Корелли обиделся и заговорил высокомерно и презрительно:
– Я играю один из концертов Гуммеля для мандолины. Первые сорок пять с половиной тактов – для оркестра, «аллегро модерато э грациозо». Вы должны вообразить оркестр. Теперь мне придется начать всё с самого начала.
Доктор свирепо уставился на него.
– Черт меня побери, если я буду сидеть и снова слушать этот стук, и черт меня возьми, если я могу вообразить оркестр! Просто сыграйте свою партию!
Капитан ответил ему свирепым взглядом: он был явно убежден, что доктор – законченный мещанин.
– Если я так поступлю, – сказал он, – я собьюсь и не буду знать, когда мне вступить. В концертном зале это было бы провалом.
Доктор вскочил и замахал руками, словно стараясь охватить и оливу, и козленка, и дом, и ночное небо над головой.

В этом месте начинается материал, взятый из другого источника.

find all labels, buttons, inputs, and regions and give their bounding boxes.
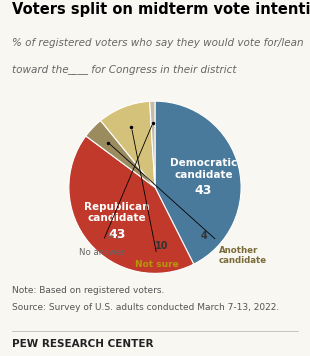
Text: 4: 4 bbox=[201, 231, 207, 241]
Text: Note: Based on registered voters.: Note: Based on registered voters. bbox=[12, 286, 165, 294]
Text: for Congress in their district: for Congress in their district bbox=[88, 66, 237, 75]
Text: >1: >1 bbox=[107, 232, 120, 241]
Wedge shape bbox=[155, 101, 241, 264]
Wedge shape bbox=[150, 101, 155, 187]
Text: Not sure: Not sure bbox=[135, 260, 179, 268]
Text: PEW RESEARCH CENTER: PEW RESEARCH CENTER bbox=[12, 339, 154, 349]
Wedge shape bbox=[86, 121, 155, 187]
Text: 43: 43 bbox=[108, 227, 126, 241]
Text: Another
candidate: Another candidate bbox=[219, 246, 267, 265]
Text: Republican
candidate: Republican candidate bbox=[84, 202, 149, 223]
Text: % of registered voters who say they would vote for/lean: % of registered voters who say they woul… bbox=[12, 38, 304, 48]
Wedge shape bbox=[69, 136, 194, 273]
Text: 10: 10 bbox=[155, 241, 169, 251]
Text: 43: 43 bbox=[195, 184, 212, 197]
Text: Voters split on midterm vote intentions: Voters split on midterm vote intentions bbox=[12, 2, 310, 17]
Text: No answer: No answer bbox=[79, 247, 124, 257]
Text: toward the: toward the bbox=[12, 66, 72, 75]
Text: ____: ____ bbox=[67, 66, 88, 75]
Text: Source: Survey of U.S. adults conducted March 7-13, 2022.: Source: Survey of U.S. adults conducted … bbox=[12, 303, 280, 312]
Wedge shape bbox=[100, 101, 155, 187]
Text: Democratic
candidate: Democratic candidate bbox=[170, 158, 237, 180]
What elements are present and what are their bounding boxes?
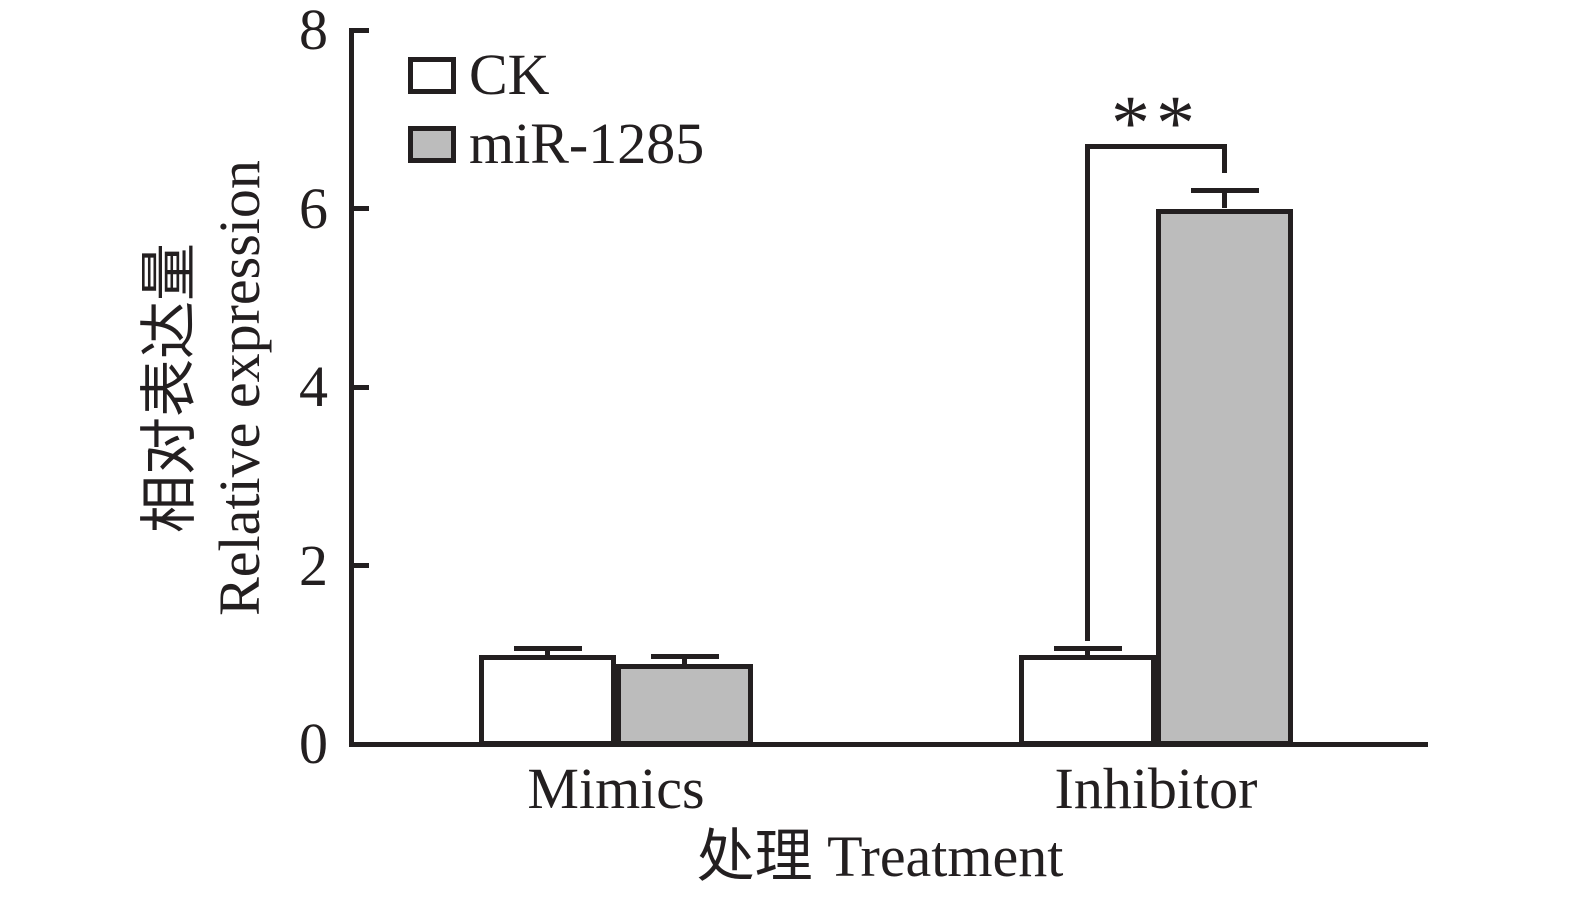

– Дамы и господа! – заорал он. – Приношу извинения за срыв концерта! – Он обернулся к Корелли. – Это что – концертный зал? Мои глаза обманывают меня или здесь нет никакого оркестра? Могу я увидеть хоть один тромбон? Хоть самую маленькую, завалящую скрипку? А где, умоляю, дирижер, где члены королевской семьи, увешанные драгоценностями?
Капитан вздохнул, отказываясь продолжать. Пелагия сочувственно взглянула на него, а доктор прибавил:
– И вот еще что. Пока вы тут настукивали и представляли свой оркестр, у вас на физиономии одно идиотское выражение сменялось другим. Как же мы можем сосредоточиться, видя перед собой подобную галерею?